Lectura imprescindible

El libro que nos ocupa, Notas de un viaje a Oriente, recoge íntegro el diario, junto a las cartas familiares escritas o recibidas por él durante el viaje y un sólido aparato de notas cuya lectura es imprescindible. En conjunto, complementa un volumen anterior, igualmente excelente, publicado en 1996 (El sueño de una generación, escrito por F. Gracia y J. M. Fullola, que ya recogía los diarios de J. Vicens Vives, G. Marañón Moya y E. Gijón). Los editores del diario de Marías (Daniel Marías y Fco. Javier Jiménez) aportan una cuidadosa documentación focalizándola, como es lógico, en el que fuera el más destacado discípulo de Ortega. Nunca un viaje estuvo tan bien documentado y desde tantas perspectivas.

Se premiaron los mejores diarios. El del futuro filósofo quedó en segundo lugar

El interés del texto es indiscutible como egodocumento vinculado a una experiencia académica insólita y como pieza clave de un aprendizaje intelectual. No hay más que admirarse de cómo un joven de 18 años (cumple 19 durante el viaje) observa los escenarios con tanta penetración intelectual. Un ejemplo puede ser la llegada a Jerusalén, donde se recoge la decepción que todos experimentaron: «Una ciudad pobre, triste y vieja que llora dos muertes. Lo judío ante la falta de su patria y de su templo, hundido; lo cristiano, vuelto a Dios, perdido en las alturas».

No estamos, sin embargo, ante un diario al uso, pues el suyo apenas contiene referencias personales, y tampoco hay fechas.

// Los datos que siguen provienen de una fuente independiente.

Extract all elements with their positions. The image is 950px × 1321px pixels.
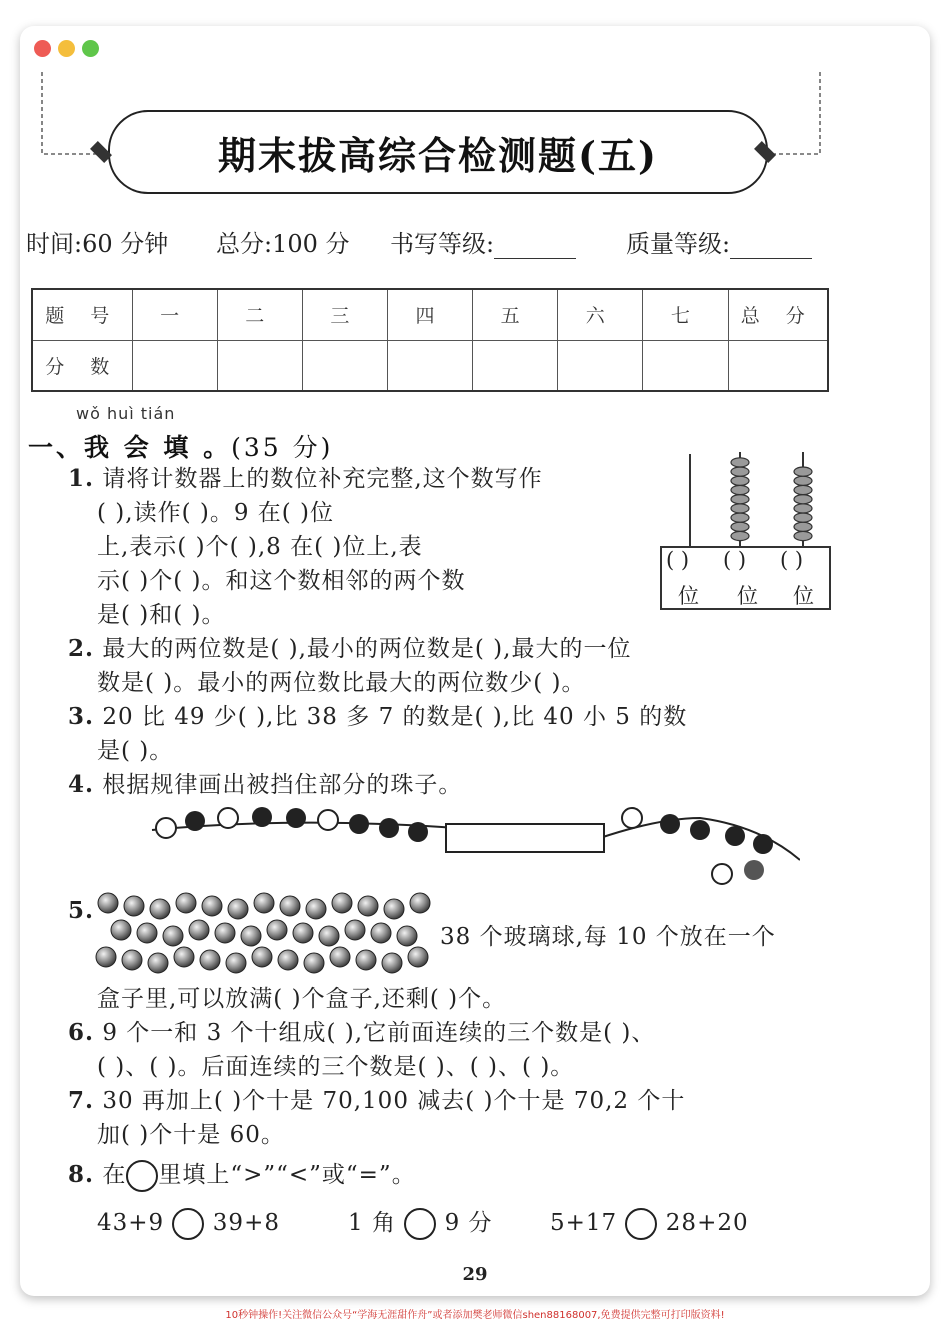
q8-item-2 — [348, 1208, 493, 1240]
bead-black — [753, 834, 773, 854]
glass-ball — [137, 923, 157, 943]
minimize-button[interactable] — [58, 40, 75, 57]
bead-black — [408, 822, 428, 842]
table-cell: 分 数 — [32, 340, 132, 391]
abacus-bead — [731, 458, 749, 467]
table-cell: 四 — [387, 289, 472, 340]
question-number: 2. — [68, 635, 95, 662]
bead-black — [286, 808, 306, 828]
abacus-bead — [731, 476, 749, 485]
glass-ball — [228, 899, 248, 919]
glass-ball — [280, 896, 300, 916]
q5-line-2: 盒子里,可以放满( )个盒子,还剩( )个。 — [97, 986, 507, 1012]
score-input-cell[interactable] — [643, 340, 728, 391]
q6-line-1 — [68, 1018, 655, 1048]
score-input-cell[interactable] — [217, 340, 302, 391]
score-input-cell[interactable] — [132, 340, 217, 391]
table-cell: 题 号 — [32, 289, 132, 340]
maximize-button[interactable] — [82, 40, 99, 57]
q1-line-5: 是( )和( )。 — [97, 602, 226, 628]
question-number: 7. — [68, 1087, 95, 1114]
abacus-bead — [731, 485, 749, 494]
table-cell: 五 — [473, 289, 558, 340]
glass-ball — [408, 947, 428, 967]
abacus-bead — [794, 513, 812, 522]
q7-line-1 — [68, 1086, 685, 1116]
page-title: 期末拔高综合检测题(五) — [218, 132, 658, 178]
footer-notice: 10秒钟操作!关注微信公众号“学海无涯甜作舟”或者添加樊老师微信shen88168007,免费提供完整可打印版资料! — [225, 1310, 725, 1321]
glass-ball — [176, 893, 196, 913]
bead-white — [318, 810, 338, 830]
q2-line-1 — [68, 634, 631, 664]
glass-ball — [371, 923, 391, 943]
score-input-cell[interactable] — [558, 340, 643, 391]
bead-white — [712, 864, 732, 884]
q1-text-1: 请将计数器上的数位补充完整,这个数写作 — [102, 466, 543, 492]
glass-ball — [254, 893, 274, 913]
abacus-place-blank-2[interactable]: ( ) — [723, 548, 747, 572]
glass-ball — [189, 920, 209, 940]
close-button[interactable] — [34, 40, 51, 57]
glass-ball — [122, 950, 142, 970]
glass-ball — [252, 947, 272, 967]
glass-ball — [98, 893, 118, 913]
table-cell: 总 分 — [728, 289, 828, 340]
glass-ball — [293, 923, 313, 943]
writing-grade-text: 书写等级: — [390, 230, 495, 258]
score-input-cell[interactable] — [302, 340, 387, 391]
q7-text-1: 30 再加上( )个十是 70,100 减去( )个十是 70,2 个十 — [102, 1088, 686, 1114]
q1-line-1 — [68, 464, 543, 494]
abacus-bead — [731, 467, 749, 476]
glass-ball — [163, 926, 183, 946]
quality-grade-label — [626, 224, 812, 259]
bead-black — [725, 826, 745, 846]
quality-grade-blank[interactable] — [730, 233, 812, 259]
score-input-cell[interactable] — [473, 340, 558, 391]
abacus-rod-ones — [783, 450, 823, 548]
total-score-label: 总分:100 分 — [216, 230, 350, 258]
q8-pre: 在 — [102, 1162, 127, 1188]
abacus-bead — [731, 513, 749, 522]
q8-right-expr: 28+20 — [665, 1210, 749, 1236]
compare-circle-input[interactable] — [404, 1208, 436, 1240]
glass-ball — [356, 950, 376, 970]
abacus-wei-3: 位 — [793, 584, 814, 608]
section-heading — [28, 428, 333, 464]
q8-right-expr: 9 分 — [444, 1210, 493, 1236]
question-number: 8. — [68, 1161, 95, 1188]
abacus-bead — [794, 467, 812, 476]
glass-ball — [267, 920, 287, 940]
bead-white — [156, 818, 176, 838]
glass-ball — [202, 896, 222, 916]
compare-circle-input[interactable] — [172, 1208, 204, 1240]
quality-grade-text: 质量等级: — [626, 230, 731, 258]
q3-line-2: 是( )。 — [97, 738, 174, 764]
glass-ball — [215, 923, 235, 943]
bead-black — [379, 818, 399, 838]
table-cell: 二 — [217, 289, 302, 340]
abacus-bead — [794, 531, 812, 540]
score-input-cell[interactable] — [387, 340, 472, 391]
glass-ball — [306, 899, 326, 919]
section-points: (35 分) — [231, 433, 334, 462]
writing-grade-blank[interactable] — [494, 233, 576, 259]
question-number: 6. — [68, 1019, 95, 1046]
question-number: 1. — [68, 465, 95, 492]
glass-ball — [332, 893, 352, 913]
abacus-bead — [731, 522, 749, 531]
abacus-wei-2: 位 — [737, 584, 758, 608]
question-number: 5. — [68, 897, 95, 924]
q8-right-expr: 39+8 — [212, 1210, 280, 1236]
glass-ball — [358, 896, 378, 916]
glass-ball — [226, 953, 246, 973]
compare-circle-input[interactable] — [625, 1208, 657, 1240]
q6-text-1: 9 个一和 3 个十组成( ),它前面连续的三个数是( )、 — [102, 1020, 656, 1046]
abacus-bead — [794, 495, 812, 504]
glass-ball — [150, 899, 170, 919]
question-number: 4. — [68, 771, 95, 798]
q8-left-expr: 1 角 — [348, 1210, 396, 1236]
glass-ball — [278, 950, 298, 970]
section-title: 一、我 会 填 。 — [28, 433, 232, 462]
glass-ball — [96, 947, 116, 967]
abacus-bead — [731, 531, 749, 540]
score-table-score-row — [32, 340, 828, 391]
glass-ball — [319, 926, 339, 946]
q5-line-1: 38 个玻璃球,每 10 个放在一个 — [440, 924, 776, 950]
glass-ball — [111, 920, 131, 940]
page-number: 29 — [462, 1264, 488, 1285]
window-controls — [34, 40, 99, 57]
q3-line-1 — [68, 702, 687, 732]
q8-left-expr: 43+9 — [97, 1210, 165, 1236]
glass-ball — [174, 947, 194, 967]
glass-ball — [124, 896, 144, 916]
writing-grade-label — [390, 224, 576, 259]
q8-item-3 — [550, 1208, 749, 1240]
glass-ball — [382, 953, 402, 973]
score-table — [31, 288, 829, 392]
abacus-rod-hundreds — [689, 454, 691, 548]
q6-line-2: ( )、( )。后面连续的三个数是( )、( )、( )。 — [97, 1054, 575, 1080]
q8-left-expr: 5+17 — [550, 1210, 618, 1236]
bead-black — [349, 814, 369, 834]
bead-string-figure — [140, 798, 800, 888]
hidden-beads-cover — [446, 824, 604, 852]
glass-ball — [200, 950, 220, 970]
q2-text-1: 最大的两位数是( ),最小的两位数是( ),最大的一位 — [102, 636, 632, 662]
abacus-bead — [794, 485, 812, 494]
q8-post: 里填上“>”“<”或“=”。 — [158, 1162, 416, 1188]
glass-ball — [384, 899, 404, 919]
glass-ball — [345, 920, 365, 940]
abacus-place-blank-3[interactable]: ( ) — [780, 548, 804, 572]
question-number: 3. — [68, 703, 95, 730]
bead-black — [252, 807, 272, 827]
section-pinyin: wǒ huì tián — [76, 404, 176, 423]
glass-ball — [241, 926, 261, 946]
q4-text: 根据规律画出被挡住部分的珠子。 — [102, 772, 463, 798]
bead-white — [622, 808, 642, 828]
bead-black — [690, 820, 710, 840]
q8-line — [68, 1160, 416, 1192]
table-cell: 一 — [132, 289, 217, 340]
table-cell: 三 — [302, 289, 387, 340]
abacus-rod-tens — [720, 450, 760, 548]
q5-number — [68, 896, 94, 926]
q7-line-2: 加( )个十是 60。 — [97, 1122, 285, 1148]
glass-ball — [148, 953, 168, 973]
abacus-bead — [794, 476, 812, 485]
abacus-place-blank-1[interactable]: ( ) — [666, 548, 690, 572]
worksheet-page — [20, 26, 930, 1296]
q1-line-4: 示( )个( )。和这个数相邻的两个数 — [97, 568, 466, 594]
glass-ball — [304, 953, 324, 973]
abacus-bead — [731, 504, 749, 513]
q1-line-3: 上,表示( )个( ),8 在( )位上,表 — [97, 534, 423, 560]
glass-ball — [330, 947, 350, 967]
abacus-bead — [794, 522, 812, 531]
table-cell: 七 — [643, 289, 728, 340]
q8-item-1 — [97, 1208, 280, 1240]
score-table-header-row — [32, 289, 828, 340]
q3-text-1: 20 比 49 少( ),比 38 多 7 的数是( ),比 40 小 5 的数 — [102, 704, 688, 730]
bead-black — [660, 814, 680, 834]
bead-white — [218, 808, 238, 828]
glass-ball — [410, 893, 430, 913]
bead-black — [744, 860, 764, 880]
q4-line — [68, 770, 462, 800]
glass-ball — [397, 926, 417, 946]
abacus-bead — [731, 495, 749, 504]
glass-balls-figure — [94, 892, 444, 982]
bead-black — [185, 811, 205, 831]
time-label: 时间:60 分钟 — [26, 230, 169, 258]
table-cell: 六 — [558, 289, 643, 340]
compare-circle-icon — [126, 1160, 158, 1192]
abacus-bead — [794, 504, 812, 513]
score-input-cell[interactable] — [728, 340, 828, 391]
abacus-wei-1: 位 — [678, 584, 699, 608]
q2-line-2: 数是( )。最小的两位数比最大的两位数少( )。 — [97, 670, 586, 696]
q1-line-2: ( ),读作( )。9 在( )位 — [97, 500, 335, 526]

Y en este sentido es muy diferente al de sus compañeros de aventura (pienso en el de Carlos del Real o el de Vicens Vives); su estilo es menos desenvuelto, más serio. Es un texto escrito con voluntad de estilo y, aunque no está exento de cierta rigidez, se halla más próximo al ejercicio filosófico, a la búsqueda de una verdad mística que a la expresión franca de unas vivencias. En todo caso, da fe de un mundo, de una criatura de la razón. Embarcaron en junio de 1933 un grupo de humanistas, arquitectos, científicos, profesores, en pos de un ideal. ¿Quién podía pensar entonces que tres años después la sinrazón y la violencia apagarían de un plumazo aquel foco de luz?